This might be a standard property of BV functions but I have not heard about it before.
Let $I=[0,1]$ and $\phi:I\to \mathbb R$. We say that $\phi$ is of bounded (total) variation if $$ \sup_{ 0=x_0<\ldots < x_k < \ldots < x_n = 1 } \sum_{k=0}^{n-1} |\phi(x_{k+1}) - \phi(x_k)| < \infty .$$
Questions: is it true that
- if $\phi$ is of bounded variation then for every $C^1$-diffeomorphism $p:I\to I$ the function $\phi\circ p$ is of bounded variation;
- if there exists some $C^1$-diffeomorphism $p:I\to I$ such that the function $\phi\circ p$ is of bounded variation, then $\phi$ is of bounded variation?
The same questions for $p\circ \phi$ (probably they are identical).
If $p\colon[0,1]\to[0,1]$ is Lipschitz (in particular, if it is a $C^1$ diffeomorphism) with Lipschitz constant $L$, then $$ |p\circ \phi(x_{k+1})-p\circ \phi(x_{k})|\le L|\phi(x_{k+1})-\phi(x_{k})|. $$ If $\phi$ is BV, so is $p\circ \phi$.
Let $p\colon[0,1]\to[0,1]$ be strictly increasing.
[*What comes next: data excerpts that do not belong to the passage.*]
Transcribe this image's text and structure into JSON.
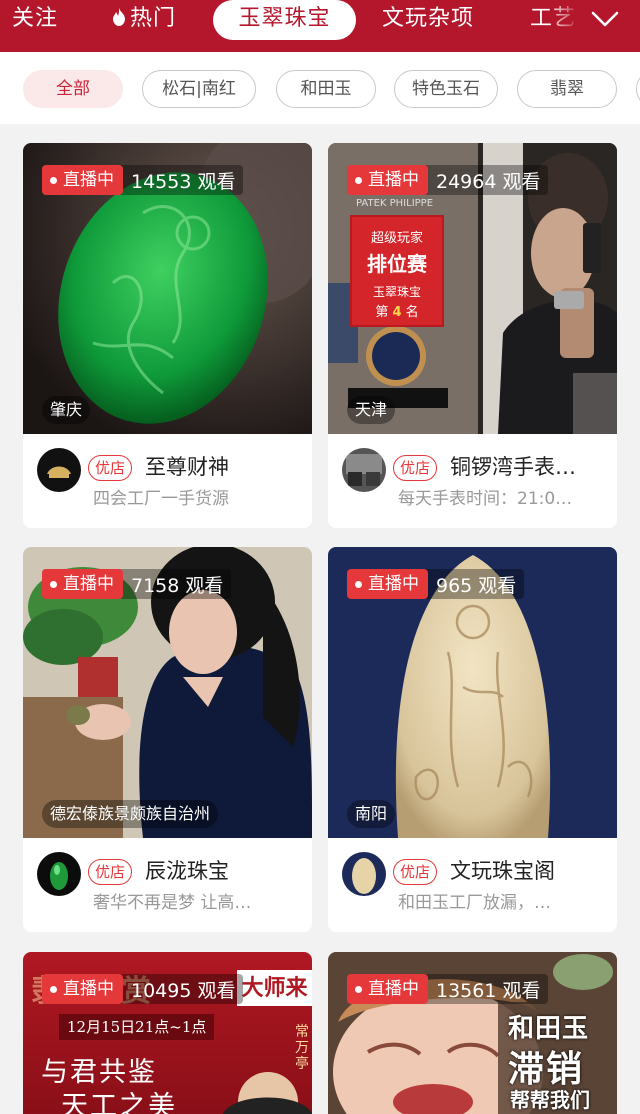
{
  "nav": {
    "items": [
      "关注",
      "热门",
      "玉翠珠宝",
      "文玩杂项",
      "工艺"
    ],
    "active_index": 2,
    "expand_icon": "chevron-down-icon",
    "hot_icon": "fire-icon",
    "colors": {
      "bar": "#b4172c",
      "active_text": "#b4172c"
    }
  },
  "filters": {
    "chips": [
      "全部",
      "松石|南红",
      "和田玉",
      "特色玉石",
      "翡翠"
    ],
    "active_index": 0
  },
  "live_label": "直播中",
  "shop_tag": "优店",
  "cards": [
    {
      "viewers": "14553 观看",
      "location": "肇庆",
      "shop": "至尊财神",
      "desc": "四会工厂一手货源"
    },
    {
      "viewers": "24964 观看",
      "location": "天津",
      "shop": "铜锣湾手表…",
      "desc": "每天手表时间：21:0…",
      "poster": {
        "brand": "PATEK PHILIPPE",
        "line1": "超级玩家",
        "line2": "排位赛",
        "line3": "玉翠珠宝",
        "rank_prefix": "第",
        "rank": "4",
        "rank_suffix": "名"
      }
    },
    {
      "viewers": "7158 观看",
      "location": "德宏傣族景颇族自治州",
      "shop": "辰泷珠宝",
      "desc": "奢华不再是梦 让高…"
    },
    {
      "viewers": "965 观看",
      "location": "南阳",
      "shop": "文玩珠宝阁",
      "desc": "和田玉工厂放漏，…"
    },
    {
      "viewers": "10495 观看",
      "poster": {
        "top": "翡翠大赏",
        "badge": "大师来",
        "date": "12月15日21点~1点",
        "line1": "与君共鉴",
        "line2": "天工之美",
        "side": "常万亭"
      }
    },
    {
      "viewers": "13561 观看",
      "poster": {
        "line1": "和田玉",
        "line2": "滞销",
        "line3": "帮帮我们"
      }
    }
  ]
}
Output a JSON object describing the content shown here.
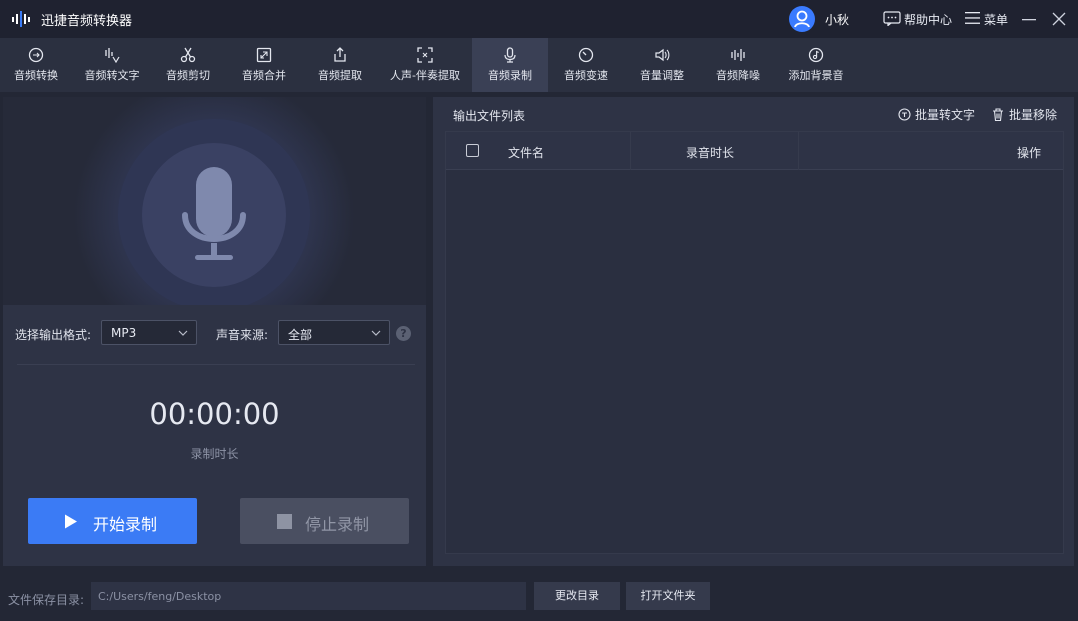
{
  "app": {
    "title": "迅捷音频转换器"
  },
  "header": {
    "username": "小秋",
    "help_label": "帮助中心",
    "menu_label": "菜单"
  },
  "tools": [
    {
      "label": "音频转换",
      "icon": "audio-convert-icon"
    },
    {
      "label": "音频转文字",
      "icon": "audio-to-text-icon"
    },
    {
      "label": "音频剪切",
      "icon": "scissors-icon"
    },
    {
      "label": "音频合并",
      "icon": "merge-icon"
    },
    {
      "label": "音频提取",
      "icon": "export-icon"
    },
    {
      "label": "人声-伴奏提取",
      "icon": "vocal-extract-icon"
    },
    {
      "label": "音频录制",
      "icon": "microphone-icon",
      "active": true
    },
    {
      "label": "音频变速",
      "icon": "speed-icon"
    },
    {
      "label": "音量调整",
      "icon": "volume-icon"
    },
    {
      "label": "音频降噪",
      "icon": "denoise-icon"
    },
    {
      "label": "添加背景音",
      "icon": "music-note-icon"
    }
  ],
  "recorder": {
    "format_label": "选择输出格式:",
    "format_value": "MP3",
    "source_label": "声音来源:",
    "source_value": "全部",
    "timer": "00:00:00",
    "timer_label": "录制时长",
    "start_label": "开始录制",
    "stop_label": "停止录制"
  },
  "output_list": {
    "title": "输出文件列表",
    "batch_convert_label": "批量转文字",
    "batch_remove_label": "批量移除",
    "columns": [
      "文件名",
      "录音时长",
      "操作"
    ]
  },
  "footer": {
    "save_dir_label": "文件保存目录:",
    "save_dir_value": "C:/Users/feng/Desktop",
    "change_dir_label": "更改目录",
    "open_folder_label": "打开文件夹"
  },
  "colors": {
    "accent": "#3b7bf5",
    "background": "#232735",
    "panel": "#2e3345"
  }
}
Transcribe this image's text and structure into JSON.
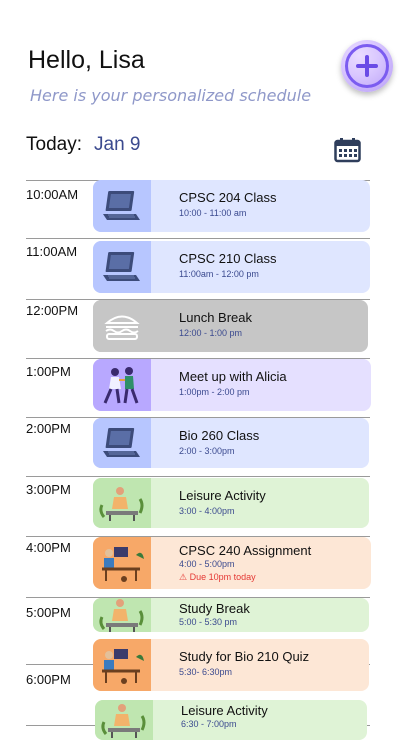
{
  "header": {
    "greeting": "Hello, Lisa",
    "subtitle": "Here is your personalized schedule"
  },
  "today": {
    "label": "Today:",
    "date": "Jan 9"
  },
  "add_button": {
    "icon": "plus-icon"
  },
  "calendar": {
    "icon": "calendar-icon"
  },
  "times": [
    "10:00AM",
    "11:00AM",
    "12:00PM",
    "1:00PM",
    "2:00PM",
    "3:00PM",
    "4:00PM",
    "5:00PM",
    "6:00PM"
  ],
  "events": [
    {
      "title": "CPSC 204 Class",
      "time": "10:00 - 11:00 am",
      "bg": "#dfe6ff",
      "thumb_bg": "#b7c6ff",
      "icon": "laptop-icon"
    },
    {
      "title": "CPSC 210 Class",
      "time": "11:00am - 12:00 pm",
      "bg": "#dfe6ff",
      "thumb_bg": "#b7c6ff",
      "icon": "laptop-icon"
    },
    {
      "title": "Lunch Break",
      "time": "12:00 - 1:00 pm",
      "bg": "#c6c6c6",
      "thumb_bg": "#c6c6c6",
      "icon": "burger-icon"
    },
    {
      "title": "Meet up with Alicia",
      "time": "1:00pm - 2:00 pm",
      "bg": "#e5e0ff",
      "thumb_bg": "#b8a8ff",
      "icon": "friends-icon"
    },
    {
      "title": "Bio 260 Class",
      "time": "2:00 - 3:00pm",
      "bg": "#dfe6ff",
      "thumb_bg": "#b7c6ff",
      "icon": "laptop-icon"
    },
    {
      "title": "Leisure Activity",
      "time": "3:00 - 4:00pm",
      "bg": "#dff3d6",
      "thumb_bg": "#bfe6b0",
      "icon": "relaxing-person-icon"
    },
    {
      "title": "CPSC 240 Assignment",
      "time": "4:00 - 5:00pm",
      "warning": "Due 10pm today",
      "bg": "#fde7d6",
      "thumb_bg": "#f7a868",
      "icon": "desk-work-icon"
    },
    {
      "title": "Study Break",
      "time": "5:00 - 5:30 pm",
      "bg": "#dff3d6",
      "thumb_bg": "#bfe6b0",
      "icon": "relaxing-person-icon"
    },
    {
      "title": "Study for Bio 210 Quiz",
      "time": "5:30- 6:30pm",
      "bg": "#fde7d6",
      "thumb_bg": "#f7a868",
      "icon": "desk-work-icon"
    },
    {
      "title": "Leisure Activity",
      "time": "6:30 - 7:00pm",
      "bg": "#dff3d6",
      "thumb_bg": "#bfe6b0",
      "icon": "relaxing-person-icon"
    }
  ]
}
If $\{x_k\}_{k=0}^n$ is a partition of $I$, then $\{p(x_k)\}_{k=0}^n$ is also partition of $I$ (after adding the point $x=1$ and removing repeated points if necessary.) Then $$ \sum|\phi\circ p(x_{k+1})-\phi\circ p(x_k)|\le\|\phi\|_{BV}. $$
If $p$ is a $C^1$ diffeomorphism so is $p^{-1}$.